Par le passé, on déclarait des guerres pour s’emparer de territoires. À la fin, on signait un Traité de paix pour modifier le cadastre. À l’heure des réseaux sociaux, l’enjeu est moins territorial et plus idéologique. La guerre ne peut se terminer que par le discrédit s’abattant sur une manière de penser. Bien que des territoires aient changé de mains, certaines guerre récentes ont donné lieu à des armistices, mais aucune à un Traité de paix et à des réparations.

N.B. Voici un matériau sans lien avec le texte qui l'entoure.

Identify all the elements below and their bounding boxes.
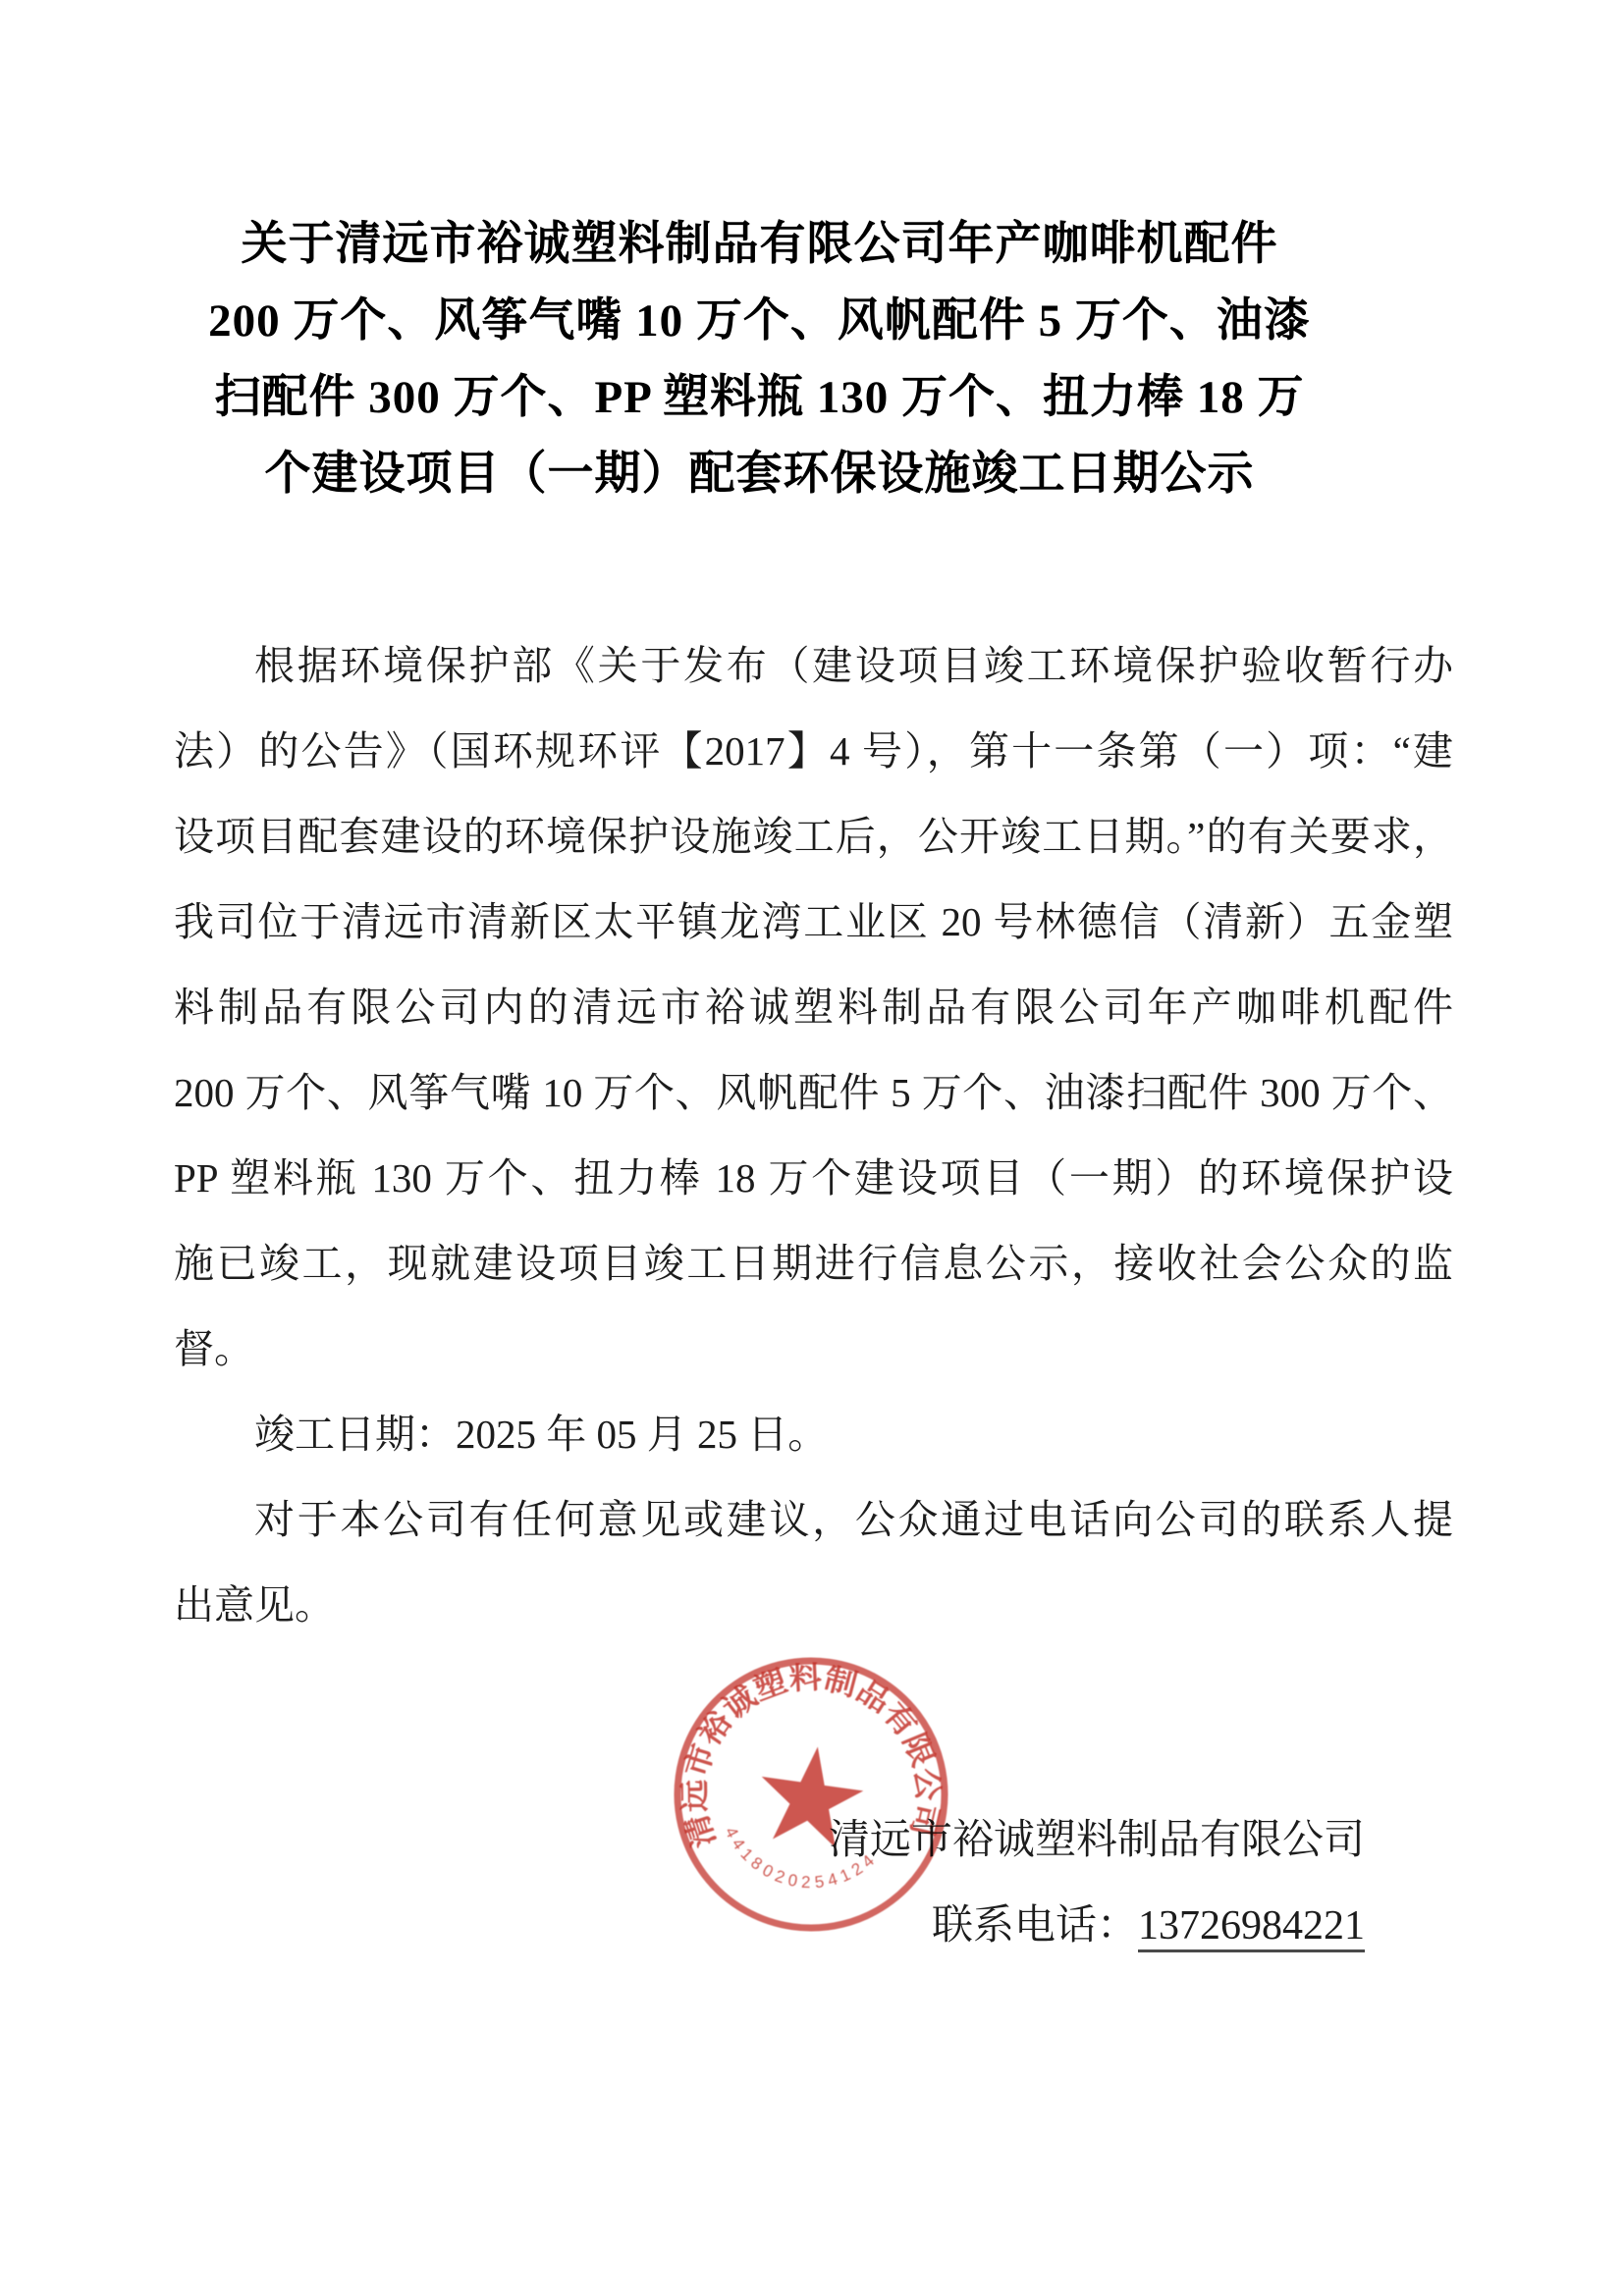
paragraph-2: 对于本公司有任何意见或建议，公众通过电话向公司的联系人提 出意见。 bbox=[174, 1477, 1453, 1648]
contact-label: 联系电话： bbox=[932, 1903, 1138, 1949]
paragraph-line: 法）的公告》（国环规环评【2017】4 号），第十一条第（一）项：“建 bbox=[174, 709, 1453, 794]
title-line-2: 200 万个、风筝气嘴 10 万个、风帆配件 5 万个、油漆 bbox=[174, 283, 1345, 359]
paragraph-line: 根据环境保护部《关于发布（建设项目竣工环境保护验收暂行办 bbox=[174, 623, 1453, 709]
paragraph-line: 我司位于清远市清新区太平镇龙湾工业区 20 号林德信（清新）五金塑 bbox=[174, 880, 1453, 965]
signature-company: 清远市裕诚塑料制品有限公司 bbox=[174, 1798, 1365, 1884]
contact-line: 联系电话：13726984221 bbox=[174, 1884, 1365, 1969]
document-page: 关于清远市裕诚塑料制品有限公司年产咖啡机配件 200 万个、风筝气嘴 10 万个… bbox=[0, 0, 1624, 2296]
document-body: 根据环境保护部《关于发布（建设项目竣工环境保护验收暂行办 法）的公告》（国环规环… bbox=[174, 623, 1453, 1648]
title-line-1: 关于清远市裕诚塑料制品有限公司年产咖啡机配件 bbox=[174, 206, 1345, 283]
contact-phone[interactable]: 13726984221 bbox=[1138, 1903, 1365, 1952]
title-line-3: 扫配件 300 万个、PP 塑料瓶 130 万个、扭力棒 18 万 bbox=[174, 359, 1345, 436]
paragraph-line: 对于本公司有任何意见或建议，公众通过电话向公司的联系人提 bbox=[174, 1477, 1453, 1563]
title-line-4: 个建设项目（一期）配套环保设施竣工日期公示 bbox=[174, 436, 1345, 512]
paragraph-line: 200 万个、风筝气嘴 10 万个、风帆配件 5 万个、油漆扫配件 300 万个… bbox=[174, 1050, 1453, 1136]
paragraph-line: 设项目配套建设的环境保护设施竣工后，公开竣工日期。”的有关要求， bbox=[174, 794, 1453, 880]
paragraph-line: 施已竣工，现就建设项目竣工日期进行信息公示，接收社会公众的监 bbox=[174, 1221, 1453, 1307]
completion-date: 竣工日期：2025 年 05 月 25 日。 bbox=[174, 1392, 1453, 1477]
paragraph-line: 督。 bbox=[174, 1307, 1453, 1392]
paragraph-line: 料制品有限公司内的清远市裕诚塑料制品有限公司年产咖啡机配件 bbox=[174, 965, 1453, 1050]
paragraph-1: 根据环境保护部《关于发布（建设项目竣工环境保护验收暂行办 法）的公告》（国环规环… bbox=[174, 623, 1453, 1392]
paragraph-line: 出意见。 bbox=[174, 1563, 1453, 1648]
signature-block: 清远市裕诚塑料制品有限公司 联系电话：13726984221 bbox=[174, 1798, 1453, 1969]
paragraph-line: PP 塑料瓶 130 万个、扭力棒 18 万个建设项目（一期）的环境保护设 bbox=[174, 1136, 1453, 1221]
document-title: 关于清远市裕诚塑料制品有限公司年产咖啡机配件 200 万个、风筝气嘴 10 万个… bbox=[174, 206, 1345, 512]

Nous voyons bien que, malgré le discours dominant en Occident, la guerre d’Ukraine n’est pas territoriale, mais idéologique. D’ailleurs le président Volodymyr Zelensky est le premier chef de guerre de l’histoire à s’exprimer plusieurs fois par jour. Il passe beaucoup plus de temps à parler qu’à commander son armée. Il rédige ses interventions autour de références historiques. Nous réagissons aux souvenirs qu’il évoque et ignorons ce que nous ne comprenons pas. Aux Anglais, il parle comme Winston Churchill, ils l’applaudissent ; aux Français, il rappelle Charles De Gaulle, ils l’applaudissent ; etc… À tous, il conclut « Gloire à l’Ukraine ! », ils ne comprennent pas l’allusion qu’ils trouvent jolie.

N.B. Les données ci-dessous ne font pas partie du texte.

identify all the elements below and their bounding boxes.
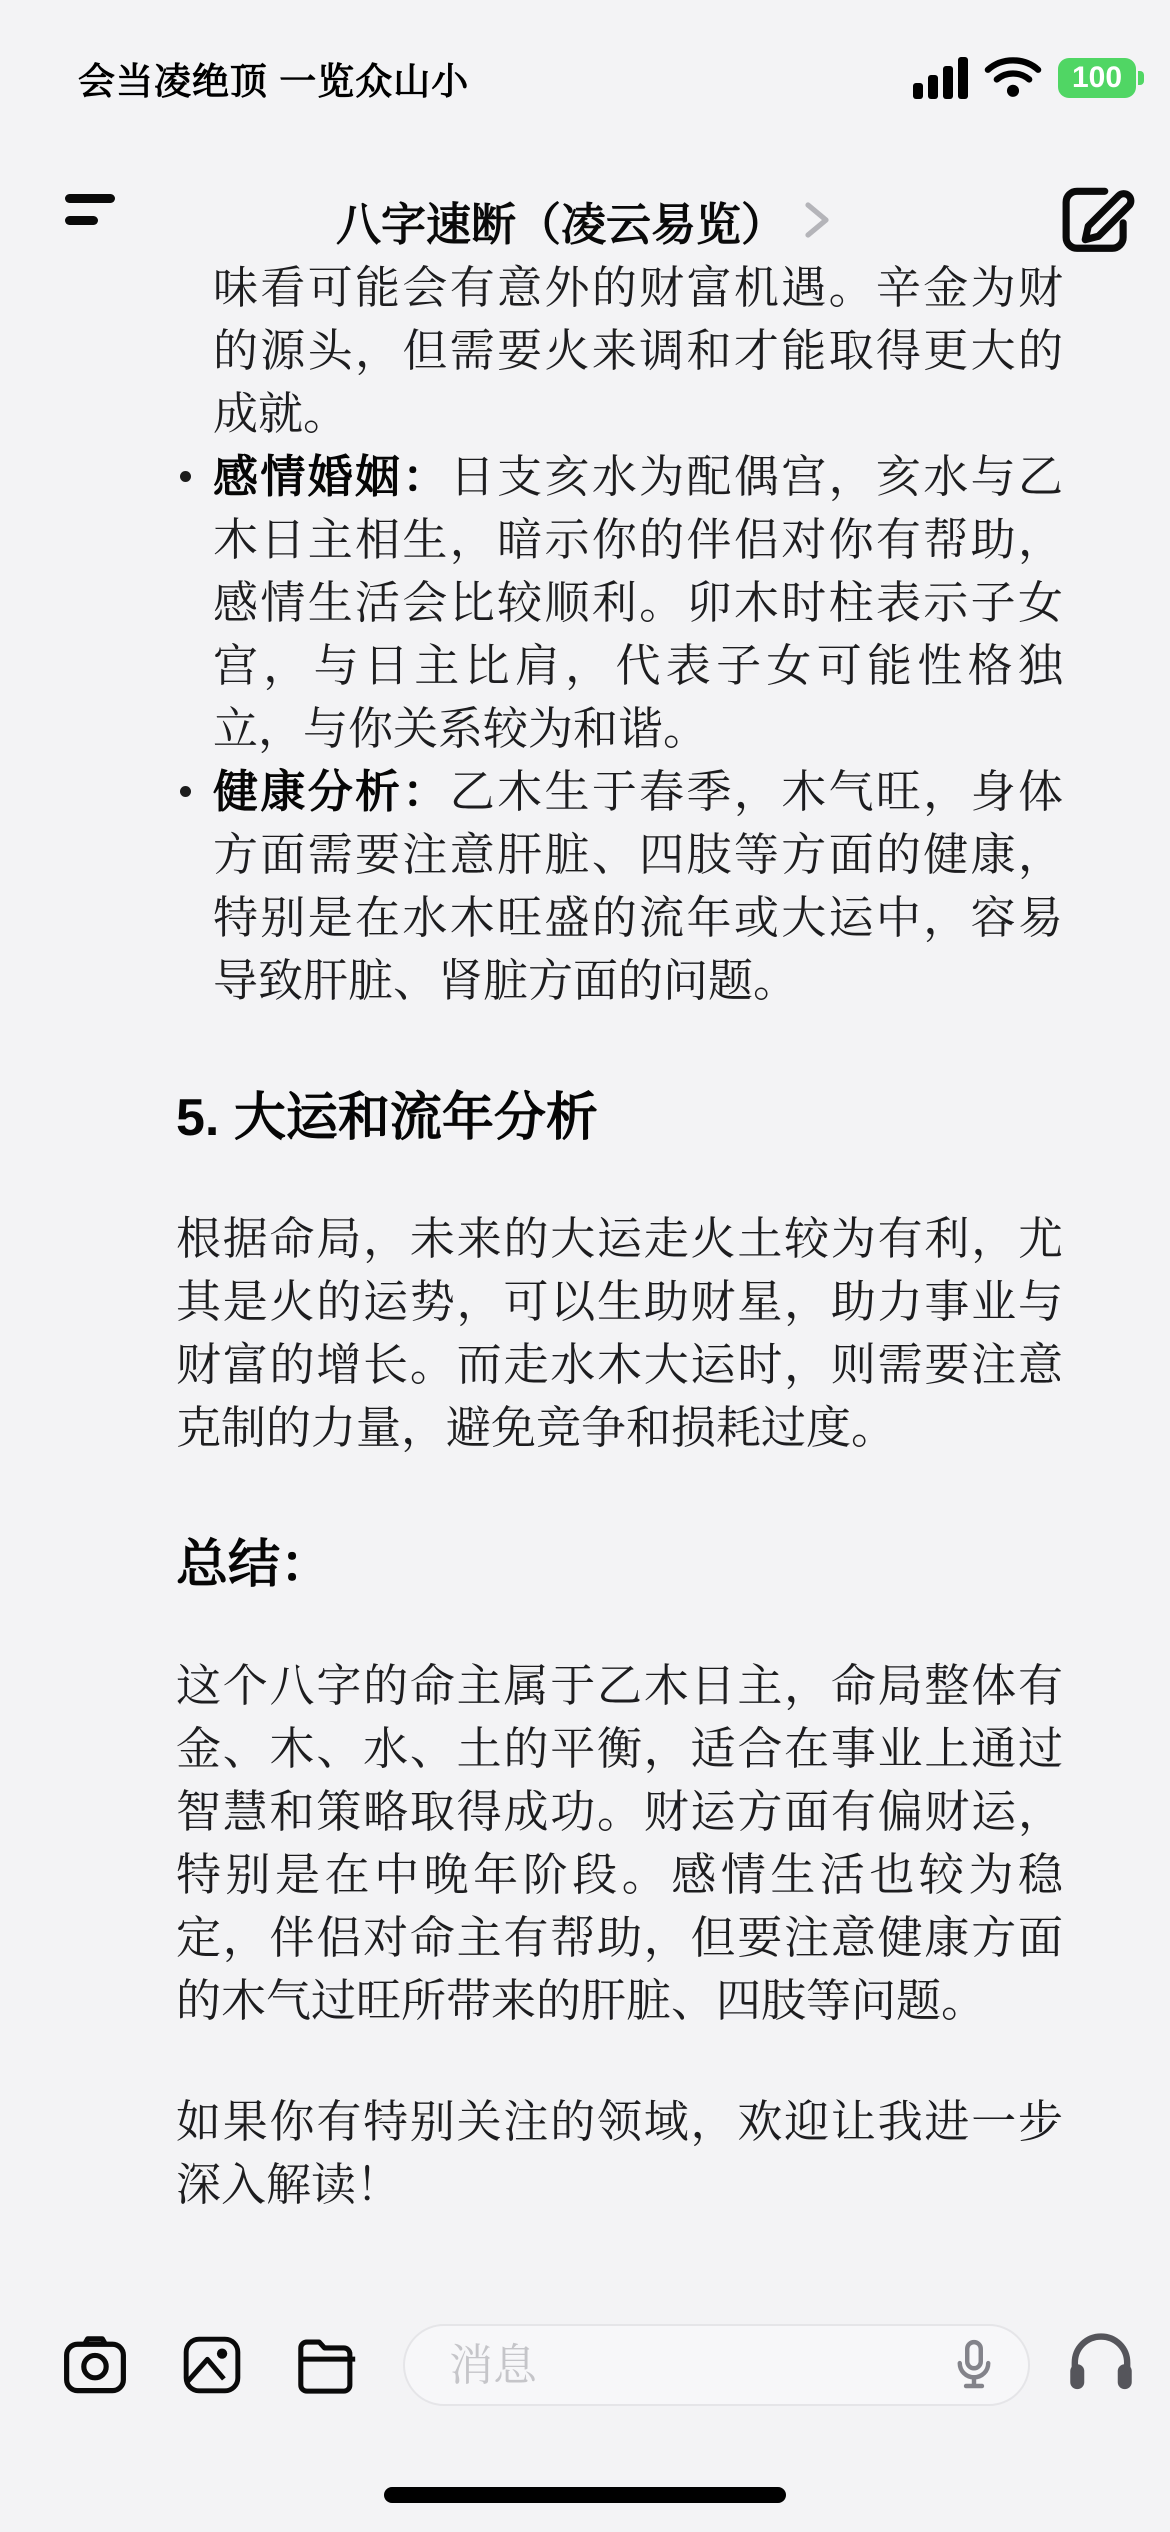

Ceux qui connaissent l’histoire de l’Ukraine reconnaissent le cri de guerre des bandéristes. Celui qu’ils hurlaient en massacrant 1,6 million de leurs concitoyens dont au moins 1 million de juifs. Mais comment un Ukrainien pourrait-il appeler à massacre d’autres Ukrainiens et un juif à massacrer des juifs ?
Notre innocence nous rend sourds et aveugles.
La guerre ne se limite plus au champ de bataille. Il devient indispensable de conquérir les spectateurs. Durant la guerre d’Afghanistan, le président états-unien George W. Bush et le Premier ministre britannique, Tony Blair, ont envisagé de détruire la chaîne de télévision par satellite, Al-Jazeera. Elle n’avait aucun impact sur les belligérants, mais donnait à penser aux spectateurs du monde arabe.
Notez bien qu’après la guerre de 2003 en Iraq, des chercheurs français ont imaginé que la guerre militaire se muerait peut-être en guerre cognitive. Si la faribole des armes de destruction massives de Saddam Hussein n’a tenu que quelques mois, la manière dont les États-Unis et le Royaume-Uni étaient parvenus à la faire admettre par tous était parfaite. En définitive, l’Otan a fini par ajouter à ses cinq domaines d’intervention habituels (air, terre, mer, espace et cybernétique), un sixième : le cerveau humain. Si l’Alliance évite actuellement de s’affronter à la Russie dans les quatre premiers, elle est déjà en guerre dans les deux derniers domaines.
Au fur et à mesure que les domaines d’intervention s’élargissent, la notion de belligérant s’efface. Ce ne sont plus des hommes qui s’affrontent, mais des systèmes de pensée. La guerre se globalise donc. Durant la guerre de Syrie, plus d’une soixantaine d’État n’ayant aucun rapport avec ce conflit y envoyèrent des armes et aujourd’hui, une vingtaine d’État en envoient en Ukraine. Comme nous ne comprenons pas les événements en direct, mais les interprétons au regard du monde ancien, nous avons cru que les armes occidentales étaient utilisées par l’opposition démocratique syrienne alors qu’elles allaient aux jihadistes et nous sommes persuadés qu’elles vont à l’armée ukrainienne et pas aux bandéristes.
L’enfer est pavé de bonnes intentions.